2. You can look at these Glogster Tools and other training glogs
3. Like step-by-step? Open this document that describes how to register at Glogster EDU along with step by step instructions! pages 1-4 are setting up your account screenshots, pages 4-11 are how to create a glog.

Your task
1. Open the above document and follow the instructions to register at Glogster EDU
2. Create a Glog including text, graphics, images, and perhaps links and video, save it, and post the URL to your glog in the chat window so we can all see it.
3. Think about what glogs your students can create.

Check our resource page about locating copyright available images!

How to resize for embedding

edit the embed code scale and width:
  • scale=”100″ means 100%, that is full size. Change the value to 50 for a half size Glog
  • width=”960″ and height=”1300″ are the width and height in pixels of the Glog

Original:
<iframe src=http://edu.glogster.com/glog.php?glog_id=12850921&scale=100" width="960" height="1300" frameborder="0" scrolling="no" marginheight="0" marginwidth="0" style="overflow: hidden;"></iframe>

Edited:
<iframe src="http://edu.glogster.com/glog.php?glog_id=12850921&scale=50" width="480" height="650" frameborder="0" scrolling="no" marginheight="0" marginwidth="0" style="overflow: hidden;"></iframe>


Thoughts for in the Classroom

(adapted from http://cnx.org/content/m35838/latest/)

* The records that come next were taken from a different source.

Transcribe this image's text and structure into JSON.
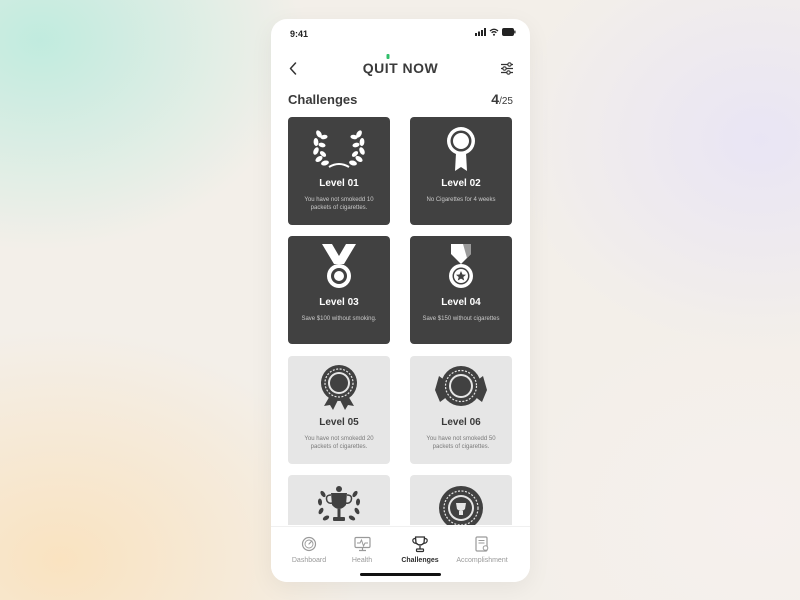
{
  "status_bar": {
    "time": "9:41"
  },
  "header": {
    "title_parts": [
      "QU",
      "I",
      "T NOW"
    ]
  },
  "section": {
    "title": "Challenges",
    "progress_done": "4",
    "progress_total": "/25"
  },
  "challenges": [
    {
      "level": "Level 01",
      "description": "You have not smokedd 10 packets of cigarettes.",
      "state": "completed",
      "icon": "laurel-wreath-icon"
    },
    {
      "level": "Level 02",
      "description": "No Cigarettes for 4 weeks",
      "state": "completed",
      "icon": "rosette-medal-icon"
    },
    {
      "level": "Level 03",
      "description": "Save $100 without smoking.",
      "state": "completed",
      "icon": "ribbon-medal-icon"
    },
    {
      "level": "Level 04",
      "description": "Save $150 without cigarettes",
      "state": "completed",
      "icon": "star-medal-icon"
    },
    {
      "level": "Level 05",
      "description": "You have not smokedd 20 packets of cigarettes.",
      "state": "locked",
      "icon": "seal-badge-icon"
    },
    {
      "level": "Level 06",
      "description": "You have not smokedd 50 packets of cigarettes.",
      "state": "locked",
      "icon": "winged-seal-icon"
    },
    {
      "level": "",
      "description": "",
      "state": "locked",
      "icon": "trophy-wreath-icon"
    },
    {
      "level": "",
      "description": "",
      "state": "locked",
      "icon": "emblem-badge-icon"
    }
  ],
  "tab_bar": {
    "tabs": [
      {
        "label": "Dashboard",
        "icon": "speedometer-icon",
        "active": false
      },
      {
        "label": "Health",
        "icon": "heart-monitor-icon",
        "active": false
      },
      {
        "label": "Challenges",
        "icon": "trophy-icon",
        "active": true
      },
      {
        "label": "Accomplishment",
        "icon": "certificate-icon",
        "active": false
      }
    ]
  },
  "colors": {
    "card_completed": "#414141",
    "card_locked": "#e6e6e6",
    "accent_green": "#2fbf6a",
    "text_primary": "#3a3a3a"
  }
}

•User-friendly, the learning curve is very low.
•Have students brainstorm the type of content they could put on their glog and gather resources prior to creating glog
•Multi-sensory- students and teachers can portray information visually, with sound, and with words, helping those who learn differently.
•The glogs are saved and can be used for review or added on to.
•The glogs can be posted onto webpages or blogs to show other students, parents, or the world.
•Teachers can view their students work anytime and provide feedback during the creative process.
•Students can log on from home and continue their work
•Enhances students creativity and motivation.
•Students can collaborate.
•It is easy to embed student-created content from other places (YouTube, Inspiration, etc).
•Students can get distracted by all of the elements causing them to focus more on aesthics than content - may want to think about what makes for good design.
•Technology glitches can cause “lost” projects.
•A lot of computing power is needed- if your network is slow, Glogster will be tough to run.
•Be sure to use Glogster EDU. Regular Glogster functions the same way, but the pictures and images used are not regulated. Some may be inappropriate for school use.
•Be sure to give students time to play around with the program or create a mini glog before giving them a full project. If you do not, most will get too distracted by the graphics and not have much content.
•Use a glog like a poster- have your students orally explain their choices. This makes color choices and layout even more important to the student. Let students talk about their glogs and ideas- a discussion will create more learning oppurtunitites.
•Modeling your own glogs is a good way to show students how to use the space, what kinds of content can be used, and spark creativity. Create an assignment sheet or a model of what students will be doing.